Sardar Vallabhbhai Patel

The Man Who Continues To Define India, Sardar Vallabhbhai Patel

What was the meaning of Freedom to those who couldn’t see it happening?

What was the meaning of Freedom to those who made it across the line? And

What was the meaning of Freedom to those who made it happen, of course with the support of millions of Indians?

What did it mean it to be a Mahatma, a Lokmanya or a Sardar? These are the questions that engulf me whenever there is an occasion involving our greatest generation. A band of brothers who gifted the world a self-sustaining, self-respecting idea of our civilizational state, India.

Vallabhbhai Patel (October 31, 1875 – December 15, 1950) was born in Nadiad, Gujarat. Growing up with patriotic fervour, the boy from Gujarat found inspiration in some while inspiring many more.

After many trials and tribulations, Vallabhbhai became Sardar, a name given to him by Mahatma Gandhi, and went on to introduce meaningful and impactful political and social reforms to a free India. We have all heard and seen stories on various screens how he guided an independent-yet-fragmented India into a unified entity. We all know how deftly he directed the energy that was earlier directed at attaining the freedom to now sustaining it.

No wonder Sardar Vallabhbhai was called the “Iron Man of India”, and the “Sardar” which means “Chief” or “Leader” in many languages of India.

But again!

What was the meaning of Sardar to those who called him that?

But this time, I didn’t have to look far as I stumbled upon Balraj Krishna’s The Man Who Unified India published by HarperCollins India As this passage comes to my rescue,

What was Vallabhbhai?” asked Rajagopalachari, and he himself answered: “What inspiration, courage, confidence and force incarnate Vallabhbhai was . . . We will not see the likes of him again.” Nehru called him “the Builder and Consolidator of New India . . . a Great Captain of our forces in the struggle for freedom . . . a tower of strength which revived wavering hearts.” Gandhi found in him a colleague “most trustworthy, staunch and brave”. Vinoba Bhave called him “the accurate bowman of Gandhi’s struggle, his disciple and his GOC. He knew no retreat”.

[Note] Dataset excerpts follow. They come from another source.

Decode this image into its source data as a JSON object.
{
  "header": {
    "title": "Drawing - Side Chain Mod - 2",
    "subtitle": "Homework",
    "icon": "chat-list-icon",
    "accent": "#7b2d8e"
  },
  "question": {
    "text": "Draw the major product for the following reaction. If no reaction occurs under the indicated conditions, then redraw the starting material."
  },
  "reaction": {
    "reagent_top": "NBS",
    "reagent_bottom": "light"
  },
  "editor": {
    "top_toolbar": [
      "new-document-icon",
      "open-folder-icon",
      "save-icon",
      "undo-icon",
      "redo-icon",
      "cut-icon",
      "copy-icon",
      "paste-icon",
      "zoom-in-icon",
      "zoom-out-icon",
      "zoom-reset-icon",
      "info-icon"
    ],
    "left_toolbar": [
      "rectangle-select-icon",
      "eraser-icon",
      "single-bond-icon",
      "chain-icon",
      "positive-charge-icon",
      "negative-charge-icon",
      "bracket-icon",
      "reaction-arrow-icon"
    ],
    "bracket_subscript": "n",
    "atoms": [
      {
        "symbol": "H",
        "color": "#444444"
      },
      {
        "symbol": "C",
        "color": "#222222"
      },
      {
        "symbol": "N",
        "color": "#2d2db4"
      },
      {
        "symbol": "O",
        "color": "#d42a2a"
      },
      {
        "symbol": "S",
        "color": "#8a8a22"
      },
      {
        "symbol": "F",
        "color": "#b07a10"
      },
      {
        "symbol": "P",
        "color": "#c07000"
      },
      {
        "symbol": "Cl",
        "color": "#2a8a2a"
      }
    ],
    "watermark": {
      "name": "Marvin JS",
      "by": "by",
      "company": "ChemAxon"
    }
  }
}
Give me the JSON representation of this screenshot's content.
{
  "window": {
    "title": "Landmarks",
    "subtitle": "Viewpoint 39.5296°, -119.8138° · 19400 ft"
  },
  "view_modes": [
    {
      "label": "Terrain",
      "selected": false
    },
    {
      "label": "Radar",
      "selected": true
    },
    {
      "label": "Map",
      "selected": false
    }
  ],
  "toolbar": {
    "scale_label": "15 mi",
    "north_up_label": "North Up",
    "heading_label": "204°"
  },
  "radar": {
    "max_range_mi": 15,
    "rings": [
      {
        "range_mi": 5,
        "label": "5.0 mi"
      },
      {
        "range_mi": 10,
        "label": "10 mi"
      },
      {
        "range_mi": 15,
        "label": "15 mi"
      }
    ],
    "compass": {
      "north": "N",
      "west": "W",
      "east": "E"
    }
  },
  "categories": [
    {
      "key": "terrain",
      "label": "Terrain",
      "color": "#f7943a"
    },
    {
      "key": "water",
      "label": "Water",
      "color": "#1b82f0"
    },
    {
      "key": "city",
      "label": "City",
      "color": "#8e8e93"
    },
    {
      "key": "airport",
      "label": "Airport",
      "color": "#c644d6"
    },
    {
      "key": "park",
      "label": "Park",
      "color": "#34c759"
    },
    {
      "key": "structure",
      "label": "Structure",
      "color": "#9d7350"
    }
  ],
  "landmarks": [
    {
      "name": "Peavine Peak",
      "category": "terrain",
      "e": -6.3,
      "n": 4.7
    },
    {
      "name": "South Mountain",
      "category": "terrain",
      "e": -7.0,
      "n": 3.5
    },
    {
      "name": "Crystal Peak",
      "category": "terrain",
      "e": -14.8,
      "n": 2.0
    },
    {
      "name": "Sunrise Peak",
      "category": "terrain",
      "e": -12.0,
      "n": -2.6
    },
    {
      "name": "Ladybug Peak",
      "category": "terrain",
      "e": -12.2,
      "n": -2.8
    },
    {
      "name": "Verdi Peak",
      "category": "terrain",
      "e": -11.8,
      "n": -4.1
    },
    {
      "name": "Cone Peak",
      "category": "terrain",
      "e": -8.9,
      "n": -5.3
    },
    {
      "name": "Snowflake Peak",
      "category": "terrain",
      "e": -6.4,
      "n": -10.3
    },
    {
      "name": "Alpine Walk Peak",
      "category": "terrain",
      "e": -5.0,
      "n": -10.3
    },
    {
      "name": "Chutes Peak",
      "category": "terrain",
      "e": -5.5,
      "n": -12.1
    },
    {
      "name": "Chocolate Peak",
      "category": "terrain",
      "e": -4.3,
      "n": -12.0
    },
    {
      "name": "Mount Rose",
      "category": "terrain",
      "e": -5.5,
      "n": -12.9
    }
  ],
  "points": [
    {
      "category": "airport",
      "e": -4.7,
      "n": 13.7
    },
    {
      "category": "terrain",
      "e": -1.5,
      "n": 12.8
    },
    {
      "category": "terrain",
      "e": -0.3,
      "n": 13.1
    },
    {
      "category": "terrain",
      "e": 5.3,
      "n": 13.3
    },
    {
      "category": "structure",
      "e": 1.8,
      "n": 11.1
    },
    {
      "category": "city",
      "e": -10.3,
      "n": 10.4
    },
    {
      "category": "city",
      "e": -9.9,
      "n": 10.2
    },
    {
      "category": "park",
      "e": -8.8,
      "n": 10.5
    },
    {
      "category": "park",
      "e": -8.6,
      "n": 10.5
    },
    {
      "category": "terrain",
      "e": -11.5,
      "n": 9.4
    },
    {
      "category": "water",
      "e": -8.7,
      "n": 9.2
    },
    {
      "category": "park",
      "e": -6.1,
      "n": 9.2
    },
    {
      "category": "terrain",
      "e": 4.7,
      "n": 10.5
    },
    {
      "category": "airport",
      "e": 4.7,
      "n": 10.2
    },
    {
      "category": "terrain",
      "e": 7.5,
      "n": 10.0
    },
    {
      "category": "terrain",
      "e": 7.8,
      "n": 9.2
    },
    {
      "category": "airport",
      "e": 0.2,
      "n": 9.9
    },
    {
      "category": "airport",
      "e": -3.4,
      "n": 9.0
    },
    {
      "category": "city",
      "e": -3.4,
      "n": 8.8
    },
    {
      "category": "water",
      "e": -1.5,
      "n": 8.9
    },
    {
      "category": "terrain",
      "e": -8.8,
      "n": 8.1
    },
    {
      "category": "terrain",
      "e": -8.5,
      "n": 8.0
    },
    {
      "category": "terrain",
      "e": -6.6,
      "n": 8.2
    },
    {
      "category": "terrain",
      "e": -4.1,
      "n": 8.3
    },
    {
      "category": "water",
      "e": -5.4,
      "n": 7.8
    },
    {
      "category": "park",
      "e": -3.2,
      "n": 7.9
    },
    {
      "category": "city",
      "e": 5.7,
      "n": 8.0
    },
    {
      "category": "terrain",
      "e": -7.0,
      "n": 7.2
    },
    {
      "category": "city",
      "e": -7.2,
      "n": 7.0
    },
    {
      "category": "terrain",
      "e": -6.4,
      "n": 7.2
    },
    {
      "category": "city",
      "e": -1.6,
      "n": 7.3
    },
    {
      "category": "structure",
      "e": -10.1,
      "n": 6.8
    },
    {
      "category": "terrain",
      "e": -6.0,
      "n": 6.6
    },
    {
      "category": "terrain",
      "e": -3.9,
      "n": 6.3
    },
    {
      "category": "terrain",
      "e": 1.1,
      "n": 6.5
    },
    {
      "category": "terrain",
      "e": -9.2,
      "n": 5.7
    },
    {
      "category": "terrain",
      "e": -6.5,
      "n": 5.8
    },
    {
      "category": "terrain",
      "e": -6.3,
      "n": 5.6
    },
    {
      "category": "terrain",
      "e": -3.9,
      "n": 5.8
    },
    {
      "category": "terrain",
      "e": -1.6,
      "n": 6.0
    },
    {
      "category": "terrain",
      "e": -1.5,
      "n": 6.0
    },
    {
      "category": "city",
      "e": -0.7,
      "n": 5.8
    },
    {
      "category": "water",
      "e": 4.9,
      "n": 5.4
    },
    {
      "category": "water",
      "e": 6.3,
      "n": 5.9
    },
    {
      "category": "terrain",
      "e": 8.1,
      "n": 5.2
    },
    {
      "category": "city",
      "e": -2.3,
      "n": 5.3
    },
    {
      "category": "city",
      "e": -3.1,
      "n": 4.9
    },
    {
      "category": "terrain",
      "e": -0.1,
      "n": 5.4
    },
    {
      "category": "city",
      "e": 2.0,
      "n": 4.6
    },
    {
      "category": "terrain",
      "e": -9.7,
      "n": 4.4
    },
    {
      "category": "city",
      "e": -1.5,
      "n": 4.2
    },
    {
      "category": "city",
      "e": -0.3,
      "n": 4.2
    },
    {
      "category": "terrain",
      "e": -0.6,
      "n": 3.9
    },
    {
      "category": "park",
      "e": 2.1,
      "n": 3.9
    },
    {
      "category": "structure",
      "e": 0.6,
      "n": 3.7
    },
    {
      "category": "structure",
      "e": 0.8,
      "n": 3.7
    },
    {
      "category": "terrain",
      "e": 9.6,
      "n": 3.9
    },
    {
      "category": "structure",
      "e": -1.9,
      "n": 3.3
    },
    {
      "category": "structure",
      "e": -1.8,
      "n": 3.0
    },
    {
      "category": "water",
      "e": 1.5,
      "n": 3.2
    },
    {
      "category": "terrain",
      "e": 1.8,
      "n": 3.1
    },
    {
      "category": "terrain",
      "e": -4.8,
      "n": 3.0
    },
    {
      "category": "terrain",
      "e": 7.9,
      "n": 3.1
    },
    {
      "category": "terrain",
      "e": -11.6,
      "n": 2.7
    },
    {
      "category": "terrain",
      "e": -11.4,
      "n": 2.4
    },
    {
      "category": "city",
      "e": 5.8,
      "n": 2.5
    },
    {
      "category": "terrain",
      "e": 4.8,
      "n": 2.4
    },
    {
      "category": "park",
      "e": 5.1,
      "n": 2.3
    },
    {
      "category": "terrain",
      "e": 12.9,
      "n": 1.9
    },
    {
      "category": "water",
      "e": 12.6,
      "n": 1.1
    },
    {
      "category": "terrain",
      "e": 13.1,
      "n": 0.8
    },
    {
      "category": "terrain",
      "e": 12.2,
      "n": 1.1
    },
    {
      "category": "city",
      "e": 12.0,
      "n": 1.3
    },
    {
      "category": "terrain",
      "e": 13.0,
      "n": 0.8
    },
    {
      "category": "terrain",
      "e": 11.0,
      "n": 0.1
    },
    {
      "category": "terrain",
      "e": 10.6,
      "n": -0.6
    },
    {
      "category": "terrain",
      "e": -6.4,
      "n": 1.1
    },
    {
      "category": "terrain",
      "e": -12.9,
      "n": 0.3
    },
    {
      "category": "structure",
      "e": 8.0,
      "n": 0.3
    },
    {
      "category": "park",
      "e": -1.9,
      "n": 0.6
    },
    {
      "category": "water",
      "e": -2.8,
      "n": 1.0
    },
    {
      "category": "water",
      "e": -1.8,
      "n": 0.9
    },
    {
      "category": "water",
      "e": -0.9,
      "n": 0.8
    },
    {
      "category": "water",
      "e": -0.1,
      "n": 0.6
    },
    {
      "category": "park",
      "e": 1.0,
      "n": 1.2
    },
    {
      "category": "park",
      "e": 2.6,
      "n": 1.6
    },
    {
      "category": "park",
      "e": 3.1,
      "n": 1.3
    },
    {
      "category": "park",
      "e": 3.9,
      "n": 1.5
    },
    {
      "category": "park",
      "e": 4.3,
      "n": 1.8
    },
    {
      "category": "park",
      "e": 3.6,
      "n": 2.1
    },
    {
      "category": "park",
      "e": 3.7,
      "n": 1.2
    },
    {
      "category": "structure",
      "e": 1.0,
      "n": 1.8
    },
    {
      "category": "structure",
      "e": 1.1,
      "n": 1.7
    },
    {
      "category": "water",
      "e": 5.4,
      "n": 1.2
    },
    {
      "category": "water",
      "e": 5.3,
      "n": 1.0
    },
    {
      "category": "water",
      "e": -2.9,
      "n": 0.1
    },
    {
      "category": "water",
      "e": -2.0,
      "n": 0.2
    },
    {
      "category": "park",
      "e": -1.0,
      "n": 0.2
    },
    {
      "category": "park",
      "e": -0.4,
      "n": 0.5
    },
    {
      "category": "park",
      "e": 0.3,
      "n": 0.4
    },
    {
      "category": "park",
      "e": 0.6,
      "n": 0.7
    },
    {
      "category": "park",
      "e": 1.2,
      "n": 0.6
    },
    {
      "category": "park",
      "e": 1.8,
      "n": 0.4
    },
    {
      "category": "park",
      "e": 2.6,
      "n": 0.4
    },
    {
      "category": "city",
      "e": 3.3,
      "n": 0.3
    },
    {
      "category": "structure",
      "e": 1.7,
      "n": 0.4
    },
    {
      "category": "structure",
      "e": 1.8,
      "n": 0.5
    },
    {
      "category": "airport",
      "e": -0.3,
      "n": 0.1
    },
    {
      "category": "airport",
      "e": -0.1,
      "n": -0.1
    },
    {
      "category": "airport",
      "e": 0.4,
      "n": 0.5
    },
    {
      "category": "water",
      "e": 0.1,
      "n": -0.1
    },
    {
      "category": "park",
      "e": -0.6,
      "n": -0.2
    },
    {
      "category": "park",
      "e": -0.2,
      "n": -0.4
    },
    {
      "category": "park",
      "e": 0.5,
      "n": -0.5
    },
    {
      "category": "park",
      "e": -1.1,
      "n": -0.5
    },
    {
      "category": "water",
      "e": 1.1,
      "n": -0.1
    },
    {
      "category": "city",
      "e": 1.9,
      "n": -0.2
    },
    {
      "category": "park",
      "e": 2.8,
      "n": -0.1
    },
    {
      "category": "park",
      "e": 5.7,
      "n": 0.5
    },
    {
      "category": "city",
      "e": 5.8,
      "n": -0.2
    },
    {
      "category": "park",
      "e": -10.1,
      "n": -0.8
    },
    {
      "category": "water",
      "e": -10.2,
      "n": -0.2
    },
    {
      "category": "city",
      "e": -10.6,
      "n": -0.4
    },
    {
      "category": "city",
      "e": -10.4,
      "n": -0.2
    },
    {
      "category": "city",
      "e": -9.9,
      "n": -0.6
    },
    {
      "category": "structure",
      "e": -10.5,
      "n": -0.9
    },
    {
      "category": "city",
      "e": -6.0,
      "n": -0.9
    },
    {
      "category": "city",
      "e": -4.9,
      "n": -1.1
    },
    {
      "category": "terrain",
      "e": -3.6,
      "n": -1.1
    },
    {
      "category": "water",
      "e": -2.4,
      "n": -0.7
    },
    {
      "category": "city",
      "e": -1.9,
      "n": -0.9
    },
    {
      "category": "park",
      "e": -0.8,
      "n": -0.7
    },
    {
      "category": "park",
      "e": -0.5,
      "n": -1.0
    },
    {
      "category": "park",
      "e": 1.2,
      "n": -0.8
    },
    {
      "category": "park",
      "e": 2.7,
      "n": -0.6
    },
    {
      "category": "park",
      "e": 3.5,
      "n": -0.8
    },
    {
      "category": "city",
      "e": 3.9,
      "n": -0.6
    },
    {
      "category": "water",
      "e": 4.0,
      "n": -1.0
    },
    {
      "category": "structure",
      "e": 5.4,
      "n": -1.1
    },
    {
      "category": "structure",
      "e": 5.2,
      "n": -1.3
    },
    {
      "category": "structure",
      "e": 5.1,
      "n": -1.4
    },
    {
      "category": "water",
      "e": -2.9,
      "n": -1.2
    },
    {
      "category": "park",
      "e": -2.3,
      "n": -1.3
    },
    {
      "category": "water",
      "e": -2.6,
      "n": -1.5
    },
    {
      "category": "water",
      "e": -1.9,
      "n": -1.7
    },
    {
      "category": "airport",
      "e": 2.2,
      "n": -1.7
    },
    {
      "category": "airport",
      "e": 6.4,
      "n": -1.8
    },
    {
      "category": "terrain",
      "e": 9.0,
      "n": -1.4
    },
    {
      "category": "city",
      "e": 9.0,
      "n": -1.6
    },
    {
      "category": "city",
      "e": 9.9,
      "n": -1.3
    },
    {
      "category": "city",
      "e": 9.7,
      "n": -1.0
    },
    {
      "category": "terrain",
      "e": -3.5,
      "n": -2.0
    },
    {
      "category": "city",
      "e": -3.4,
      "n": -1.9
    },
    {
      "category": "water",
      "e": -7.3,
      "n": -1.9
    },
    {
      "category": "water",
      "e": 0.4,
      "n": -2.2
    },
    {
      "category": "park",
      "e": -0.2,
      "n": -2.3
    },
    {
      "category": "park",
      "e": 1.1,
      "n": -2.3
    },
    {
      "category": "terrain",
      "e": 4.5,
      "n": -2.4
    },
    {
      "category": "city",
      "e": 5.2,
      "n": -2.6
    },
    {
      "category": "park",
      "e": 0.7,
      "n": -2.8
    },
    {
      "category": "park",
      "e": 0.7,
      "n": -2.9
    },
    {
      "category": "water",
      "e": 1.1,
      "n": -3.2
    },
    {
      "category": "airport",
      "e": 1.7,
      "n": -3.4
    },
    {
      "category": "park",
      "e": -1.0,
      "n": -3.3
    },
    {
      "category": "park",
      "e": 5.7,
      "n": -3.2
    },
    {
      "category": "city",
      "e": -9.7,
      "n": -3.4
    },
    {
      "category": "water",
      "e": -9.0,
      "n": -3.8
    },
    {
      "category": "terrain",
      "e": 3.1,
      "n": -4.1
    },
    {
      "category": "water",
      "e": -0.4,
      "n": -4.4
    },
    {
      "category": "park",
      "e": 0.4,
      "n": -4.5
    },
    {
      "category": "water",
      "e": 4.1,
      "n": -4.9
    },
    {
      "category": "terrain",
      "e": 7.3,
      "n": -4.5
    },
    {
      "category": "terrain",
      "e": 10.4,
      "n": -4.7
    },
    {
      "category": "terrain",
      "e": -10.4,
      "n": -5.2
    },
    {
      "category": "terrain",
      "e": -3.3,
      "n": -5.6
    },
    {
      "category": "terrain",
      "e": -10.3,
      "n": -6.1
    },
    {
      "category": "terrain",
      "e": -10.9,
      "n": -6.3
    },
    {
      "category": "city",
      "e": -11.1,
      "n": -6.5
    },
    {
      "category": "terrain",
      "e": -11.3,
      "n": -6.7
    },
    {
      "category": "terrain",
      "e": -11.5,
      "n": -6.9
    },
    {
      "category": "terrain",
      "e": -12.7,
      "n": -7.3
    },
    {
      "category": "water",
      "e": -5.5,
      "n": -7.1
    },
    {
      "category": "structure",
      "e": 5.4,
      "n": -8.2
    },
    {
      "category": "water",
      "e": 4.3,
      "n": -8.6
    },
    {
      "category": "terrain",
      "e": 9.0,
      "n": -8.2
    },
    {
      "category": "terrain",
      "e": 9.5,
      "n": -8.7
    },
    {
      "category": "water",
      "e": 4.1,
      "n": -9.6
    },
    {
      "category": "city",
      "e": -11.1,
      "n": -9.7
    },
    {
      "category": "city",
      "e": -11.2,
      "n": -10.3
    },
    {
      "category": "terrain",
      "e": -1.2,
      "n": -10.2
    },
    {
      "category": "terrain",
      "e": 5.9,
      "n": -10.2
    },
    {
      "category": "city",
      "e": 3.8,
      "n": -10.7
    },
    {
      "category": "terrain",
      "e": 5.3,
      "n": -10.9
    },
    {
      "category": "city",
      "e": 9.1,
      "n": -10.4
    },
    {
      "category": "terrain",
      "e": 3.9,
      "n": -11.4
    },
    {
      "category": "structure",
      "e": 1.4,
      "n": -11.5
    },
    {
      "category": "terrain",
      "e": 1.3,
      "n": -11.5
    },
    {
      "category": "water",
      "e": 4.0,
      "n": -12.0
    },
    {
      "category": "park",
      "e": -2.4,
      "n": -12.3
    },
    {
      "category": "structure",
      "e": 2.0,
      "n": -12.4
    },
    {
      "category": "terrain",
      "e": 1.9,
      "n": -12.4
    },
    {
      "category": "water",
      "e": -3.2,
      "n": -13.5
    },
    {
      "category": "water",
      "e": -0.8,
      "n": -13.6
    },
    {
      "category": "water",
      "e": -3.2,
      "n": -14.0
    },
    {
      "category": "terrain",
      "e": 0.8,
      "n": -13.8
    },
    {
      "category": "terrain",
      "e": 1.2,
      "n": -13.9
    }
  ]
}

Going further in the book, one gets even the perspective of the western commentators:

“Patel’s international acclaim was equally eloquent. The London Times wrote of him on his demise: “Little known outside his own country, ‘Sardarji’ neither sought nor won the international reputation achieved by Mr. Gandhi and Mr. Nehru. Yet, he made up with them the triumvirate that gave shape to the India of today.” The Manchester Guardian’s tribute was more specific: “Without Patel, Gandhi’s ideas would have had less practical influence, and Nehru’s idealism less scope. Patel was not only the organizer of the fight for freedom but also the architect of the new State when the fight was over. The same man is seldom successful both as a rebel and statesman. Patel was the exception.”

Like many of his contemporaries, Vallabhbhai Patel, too, was a practising lawyer and had an illustrious reputation as a functioning lawyer, until he found himself getting inspired by the work and philosophy of Mahatma Gandhi. Patel then went on to organize the peasants of Kheda, Borsad, and Bardoli in Gujarat in a non-violent civil disobedience movement against oppressive policies imposed by the British Raj. As a result, he rose as one of the most imminent voices and subsequently the most influential leaders in Gujarat. He then went on to make inroads into the national politics and quickly rose to the leadership of the Indian National Congress. On the national level, he remained at the forefront of rebellions and impactful political events and moments, organising the party for elections in 1934 and 1937, and promoting the Quit India movement.

Going further into the book, I find glimpses of a leader in making, “Patel inherited his spirit of a rebel from his father. As a schoolboy, his tender age and his rustic village upbringing could not stem the upsurge of his rebellious spirit to fight injustice. He successfully fought many a battle through boycott and strike on behalf of his victimised schoolmates. He was unusually bold, courageous, outspoken, and daring—more concerned with the cause than with the punishment. He humbled the pride of many, proving himself a born fighter and superb organiser. Such exceptional qualities of leadership were recognised not only by his schoolmates but also by his teachers. His eventful school life pointed to the man Patel was ultimately going to be—a relentless, unyielding freedom fighter.”

Now going back to my initial questions, I have come to a clean conclusion that no matter the time and place or even the context, some titles retain their definitions and reverence.

Sardar Vallabhbhai Patel was an archetypal figure who could see more than the others. He had the vision, the lack of which paralysed even Moses. He was a leader back then, he is a leader today. He continues to define the discourse of Indian Politics and Social Structure.

Sardar Vallabhbhai Patel continues to define India!